Линда ушла. Внимания на неё не обращали, одежда в стиле орденской формы в последнее время на королевских землях стала очень модной, половина снующих по рабочему двору зевак, служителей и клиентов одета так же.
— Ну что, пошли? — сказал Декстру Славян.
— Подожди, — остановил его Декстр. — Там, в лабиринте… Последний этап — встреча с собой. Кого ты увидел?
— Никого, как и ты. Пауль, встретится с самим собой нельзя — только с представлением других о тебе. В лабиринте ждёт представление ордена о нужном рыцаре, соискателя проверяют на соответствие эталону. А самого себя можно только сделать, слепить, как чашу из глины, из тех способностей, что у тебя есть. Тот, кто стремится подстроить себя под кого-то — орден, соседа, учителя, тот и встречает в лабиринте шаблон, под который более или менее успешно себя подгоняет.
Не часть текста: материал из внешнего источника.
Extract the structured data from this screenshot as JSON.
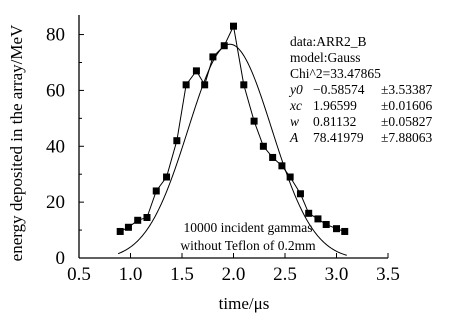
{
  "chart_data": {
    "type": "scatter",
    "xlabel": "time/μs",
    "ylabel": "energy deposited in the array/MeV",
    "xlim": [
      0.5,
      3.5
    ],
    "ylim": [
      0,
      87
    ],
    "xticks": [
      0.5,
      1.0,
      1.5,
      2.0,
      2.5,
      3.0,
      3.5
    ],
    "xtick_labels": [
      "0.5",
      "1.0",
      "1.5",
      "2.0",
      "2.5",
      "3.0",
      "3.5"
    ],
    "yticks": [
      0,
      20,
      40,
      60,
      80
    ],
    "ytick_labels": [
      "0",
      "20",
      "40",
      "60",
      "80"
    ],
    "grid": false,
    "series": [
      {
        "kind": "points-connected",
        "marker": "square",
        "x": [
          0.9,
          0.98,
          1.07,
          1.16,
          1.25,
          1.35,
          1.45,
          1.54,
          1.64,
          1.72,
          1.8,
          1.91,
          2.0,
          2.1,
          2.2,
          2.29,
          2.38,
          2.47,
          2.55,
          2.65,
          2.73,
          2.82,
          2.9,
          3.0,
          3.08
        ],
        "y": [
          9.5,
          11,
          13.5,
          14.5,
          24,
          29,
          42,
          62,
          67,
          62,
          72,
          76,
          83,
          62,
          49,
          40,
          36,
          33,
          29,
          23,
          16,
          14,
          12,
          10.5,
          9.5
        ]
      },
      {
        "kind": "fit-curve",
        "model": "Gauss",
        "params": {
          "y0": -0.58574,
          "xc": 1.96599,
          "w": 0.81132,
          "A": 78.41979
        }
      }
    ],
    "annotations": {
      "fit_box": {
        "data": "data:ARR2_B",
        "model": "model:Gauss",
        "chi": "Chi^2=33.47865",
        "rows": [
          {
            "name": "y0",
            "value": "−0.58574",
            "err": "±3.53387"
          },
          {
            "name": "xc",
            "value": "1.96599",
            "err": "±0.01606"
          },
          {
            "name": "w",
            "value": "0.81132",
            "err": "±0.05827"
          },
          {
            "name": "A",
            "value": "78.41979",
            "err": "±7.88063"
          }
        ]
      },
      "note_line1": "10000 incident gammas",
      "note_line2": "without Teflon of 0.2mm"
    }
  }
}
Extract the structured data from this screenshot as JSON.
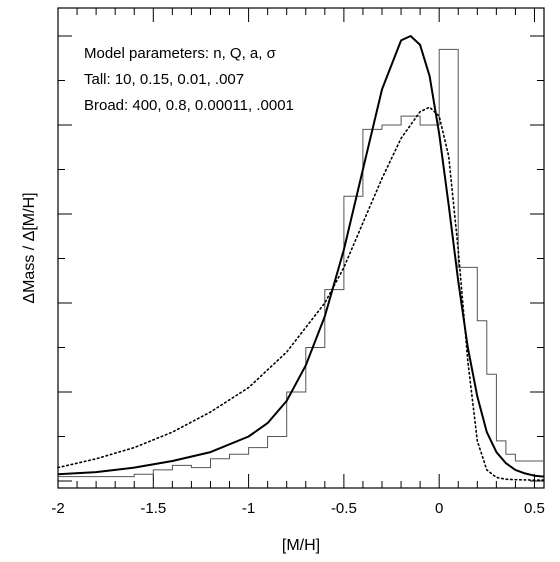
{
  "chart_data": {
    "type": "line",
    "xlabel": "[M/H]",
    "ylabel": "ΔMass / Δ[M/H]",
    "xlim": [
      -2.0,
      0.55
    ],
    "ylim": [
      0,
      1.0
    ],
    "x_ticks": [
      {
        "value": -2.0,
        "label": "-2"
      },
      {
        "value": -1.5,
        "label": "-1.5"
      },
      {
        "value": -1.0,
        "label": "-1"
      },
      {
        "value": -0.5,
        "label": "-0.5"
      },
      {
        "value": 0.0,
        "label": "0"
      },
      {
        "value": 0.5,
        "label": "0.5"
      }
    ],
    "y_ticks_labeled": false,
    "grid": false,
    "annotations": [
      "Model parameters: n, Q, a, σ",
      "Tall: 10, 0.15, 0.01, .007",
      "Broad: 400, 0.8, 0.00011, .0001"
    ],
    "series": [
      {
        "style": "histogram",
        "bin_edges": [
          -2.0,
          -1.6,
          -1.5,
          -1.4,
          -1.3,
          -1.2,
          -1.1,
          -1.0,
          -0.9,
          -0.8,
          -0.7,
          -0.6,
          -0.5,
          -0.4,
          -0.3,
          -0.2,
          -0.1,
          0.0,
          0.1,
          0.2,
          0.25,
          0.3,
          0.35,
          0.4,
          0.55
        ],
        "values": [
          0.01,
          0.015,
          0.025,
          0.035,
          0.03,
          0.05,
          0.06,
          0.075,
          0.1,
          0.2,
          0.3,
          0.43,
          0.64,
          0.79,
          0.8,
          0.82,
          0.8,
          0.97,
          0.48,
          0.36,
          0.24,
          0.09,
          0.06,
          0.045
        ]
      },
      {
        "style": "solid",
        "x": [
          -2.0,
          -1.8,
          -1.6,
          -1.4,
          -1.2,
          -1.0,
          -0.9,
          -0.8,
          -0.7,
          -0.6,
          -0.5,
          -0.4,
          -0.3,
          -0.2,
          -0.15,
          -0.1,
          -0.05,
          0.0,
          0.05,
          0.1,
          0.15,
          0.2,
          0.25,
          0.3,
          0.35,
          0.4,
          0.45,
          0.5,
          0.55
        ],
        "y": [
          0.015,
          0.02,
          0.03,
          0.045,
          0.065,
          0.1,
          0.13,
          0.18,
          0.26,
          0.37,
          0.52,
          0.7,
          0.88,
          0.99,
          1.0,
          0.98,
          0.91,
          0.78,
          0.62,
          0.45,
          0.3,
          0.19,
          0.11,
          0.065,
          0.04,
          0.025,
          0.017,
          0.012,
          0.01
        ]
      },
      {
        "style": "dotted",
        "x": [
          -2.0,
          -1.8,
          -1.6,
          -1.4,
          -1.2,
          -1.0,
          -0.8,
          -0.6,
          -0.5,
          -0.4,
          -0.3,
          -0.2,
          -0.1,
          -0.05,
          0.0,
          0.05,
          0.1,
          0.15,
          0.2,
          0.25,
          0.3,
          0.35,
          0.4,
          0.5,
          0.55
        ],
        "y": [
          0.03,
          0.05,
          0.075,
          0.11,
          0.155,
          0.21,
          0.29,
          0.4,
          0.48,
          0.58,
          0.68,
          0.77,
          0.83,
          0.84,
          0.82,
          0.73,
          0.52,
          0.27,
          0.09,
          0.025,
          0.008,
          0.004,
          0.003,
          0.002,
          0.002
        ]
      }
    ]
  }
}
Это люди-тени, они просто не способны жить самостоятельно, у них нет ни собственных чувств, ни мыслей, ни стремлений. Чтобы почувствовать, что они живы, что они есть, им надо обязательно пристроить себя к кому-то, сделать себя частью живого, придатком. Это душевные калеки, Пауль, полутрупы. Они согласны терпеть любые унижения, лишь бы прицепиться к кому-то, лишь бы загородить его спиной собственную ущербность. — Славян улыбнулся, в глазах засияли солнечные искорки. — А тех, кто может сделать себя сам, чужие ожидания почти не интересуют. Поэтому в лабиринте мы никого и не встретили. Я, Пауль, другого не пойму: почему у меня вообще лабиринта не было?
— А тебе мало тех лабиринтов, из которых ты выбирался эти два года? Да ещё и других умудрялся выводить?
— Не перепутай, — сказал Славян Латриэлю, — в красную миску пирожки с капустой, в синюю — с печёнкой.
— И куда ты столько наделал? Остынут — будут невкусные.
— Съедим. Сегодня Пауль на ужин придёт, Нируэль обещал свою Тайрин привести. Может, Аллан зайдёт.
— Достал твой Пауль, — пожаловался Латриэль, вынимая из духовки противни с пирожками, недовольно дёрнул ушами. — Ребят уже загонял. То оборона у долины слабая, то подготовка у стражей низкая. Его послушать, так Нитриену предстоит отбиваться и от Соколов, и от Ястребов разом.
— Всё может быть. — Славян быстро лепил новую партию пирожков с повидлом и укладывал на противень. — Сам знаешь, война того гляди начнётся.
— Она уже третий год того гляди начнётся. Может, и обойдётся всё.
— Хотелось бы. Из Латирисы новости были?
— Если это можно назвать новостями… — сказал Латриэль. — Всё хорошо, всё по-прежнему. Да, лаборатория что-то интересное наоткрывала, ещё пара-тройка лет, и вампиры сделают настоящее лекарство от Жажды. Аллан говорил, что Феофания злая ходит как чёрт, хочет, чтобы её Калианда была первой. Хвоста научным работничкам так накрутила, что они теперь из лаборатории вообще не вылезают.
— Ты в Датьер когда едешь? — спросил Славян.
— Завтра вечером.
— А вернёшься когда?
— Дня через два-три, не больше, — ответил Латриэль.
— Я там ребятам собрал кое-что по мелочи, просили с Технички им привезти.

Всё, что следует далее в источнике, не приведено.